From: Marc Geddes (marc_geddes@yahoo.co.nz)
Date: Sat Jan 15 2005 - 23:46:01 MST
>About philosophy of mind: I agree somewhat with your
>criticism. My own
>approach to AI is founded on years of thinking I did
>about the philosophy of
>mind, as well as more scientific considerations. I
>think that Eliezer's
>work could use a little more depth in this area.
>
>-- Ben
I agree with you Ben. I think Eli and co, brilliant
though they surely are, might have all missed the 'big
picture'.
There is no clear-cut distinction between science and
philosophy.
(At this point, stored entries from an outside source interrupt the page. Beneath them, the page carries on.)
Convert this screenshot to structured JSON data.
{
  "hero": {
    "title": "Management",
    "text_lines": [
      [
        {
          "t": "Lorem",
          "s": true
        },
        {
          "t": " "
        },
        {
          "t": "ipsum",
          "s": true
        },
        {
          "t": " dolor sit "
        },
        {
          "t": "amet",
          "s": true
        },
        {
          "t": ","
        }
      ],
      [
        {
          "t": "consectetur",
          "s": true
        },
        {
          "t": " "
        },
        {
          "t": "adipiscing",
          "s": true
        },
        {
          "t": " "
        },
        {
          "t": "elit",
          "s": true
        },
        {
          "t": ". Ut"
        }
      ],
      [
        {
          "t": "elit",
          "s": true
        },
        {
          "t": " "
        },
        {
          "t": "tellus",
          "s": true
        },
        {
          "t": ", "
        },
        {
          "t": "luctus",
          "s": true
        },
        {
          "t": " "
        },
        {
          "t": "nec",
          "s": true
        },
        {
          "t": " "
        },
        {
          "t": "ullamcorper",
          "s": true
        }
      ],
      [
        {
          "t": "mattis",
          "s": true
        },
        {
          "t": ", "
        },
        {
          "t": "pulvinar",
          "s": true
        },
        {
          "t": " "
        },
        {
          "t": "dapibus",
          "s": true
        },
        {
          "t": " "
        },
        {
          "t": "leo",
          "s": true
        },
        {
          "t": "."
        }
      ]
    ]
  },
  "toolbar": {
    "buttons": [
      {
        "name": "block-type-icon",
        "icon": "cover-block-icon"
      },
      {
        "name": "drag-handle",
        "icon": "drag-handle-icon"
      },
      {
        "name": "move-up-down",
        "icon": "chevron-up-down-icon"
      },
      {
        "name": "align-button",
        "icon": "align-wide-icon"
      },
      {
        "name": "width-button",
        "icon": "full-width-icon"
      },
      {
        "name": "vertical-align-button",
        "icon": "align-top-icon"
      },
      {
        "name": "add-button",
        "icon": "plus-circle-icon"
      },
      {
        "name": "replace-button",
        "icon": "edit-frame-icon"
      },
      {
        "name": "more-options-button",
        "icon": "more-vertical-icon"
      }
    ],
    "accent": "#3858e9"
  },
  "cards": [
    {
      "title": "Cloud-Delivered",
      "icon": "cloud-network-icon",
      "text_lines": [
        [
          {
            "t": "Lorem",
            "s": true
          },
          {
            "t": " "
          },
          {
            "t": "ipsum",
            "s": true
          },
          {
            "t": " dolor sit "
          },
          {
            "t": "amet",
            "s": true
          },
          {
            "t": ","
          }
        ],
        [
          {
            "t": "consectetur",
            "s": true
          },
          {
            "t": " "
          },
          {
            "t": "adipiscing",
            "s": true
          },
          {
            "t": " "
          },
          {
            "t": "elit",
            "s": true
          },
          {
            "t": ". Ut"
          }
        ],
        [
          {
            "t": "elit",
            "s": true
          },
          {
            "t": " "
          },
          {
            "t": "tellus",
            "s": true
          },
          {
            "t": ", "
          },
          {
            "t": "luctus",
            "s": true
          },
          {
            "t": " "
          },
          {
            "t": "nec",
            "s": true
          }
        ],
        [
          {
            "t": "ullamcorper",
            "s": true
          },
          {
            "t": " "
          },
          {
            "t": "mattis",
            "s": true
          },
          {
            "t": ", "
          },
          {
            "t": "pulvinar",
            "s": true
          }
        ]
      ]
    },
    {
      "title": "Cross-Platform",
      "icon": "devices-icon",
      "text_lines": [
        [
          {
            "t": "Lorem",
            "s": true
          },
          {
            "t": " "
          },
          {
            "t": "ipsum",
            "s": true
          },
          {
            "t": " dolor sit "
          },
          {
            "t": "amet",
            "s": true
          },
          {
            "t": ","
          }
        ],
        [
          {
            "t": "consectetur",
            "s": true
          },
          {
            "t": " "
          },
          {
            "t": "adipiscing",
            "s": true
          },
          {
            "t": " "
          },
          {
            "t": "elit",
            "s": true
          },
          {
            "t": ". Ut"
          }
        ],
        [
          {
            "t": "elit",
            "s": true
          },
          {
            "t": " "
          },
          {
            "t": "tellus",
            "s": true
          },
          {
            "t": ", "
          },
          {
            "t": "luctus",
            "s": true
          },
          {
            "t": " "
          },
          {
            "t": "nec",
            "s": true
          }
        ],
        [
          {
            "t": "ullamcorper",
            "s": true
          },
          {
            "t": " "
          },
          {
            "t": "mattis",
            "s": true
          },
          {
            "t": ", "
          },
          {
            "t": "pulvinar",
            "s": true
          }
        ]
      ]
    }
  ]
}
Indeed there is simply, to borrow a
phrase from Hawking, a gradual 'shading off' in
quality of thinking, from complete rigor to complete
nonsense. As was pointed out, all science started as
philosophy. Chemistry had it's roots in alchemy,
astronomy in astrology and so forth.
A few big insights may be sufficient to greatly cut
down the complexity of workable code. The complexity
of workable code may be much much much lower than
everyone believes. Everyone expects a workable
seed-FAI program to be really complex - to contain a
lot of initial 'hard-wired' structure. But suppose
it's not? Suppose there are really amazing short-cuts
that everyone has missed?
Of course, I imagine that there is trade-off between
complexity of the initial seed code and time until
hard time off. The less initial structure is
'hand-coded' the slower the rate of self-improvement I
guess. But what if a workable seed FAI can be coded
in only a few hundred lines of code?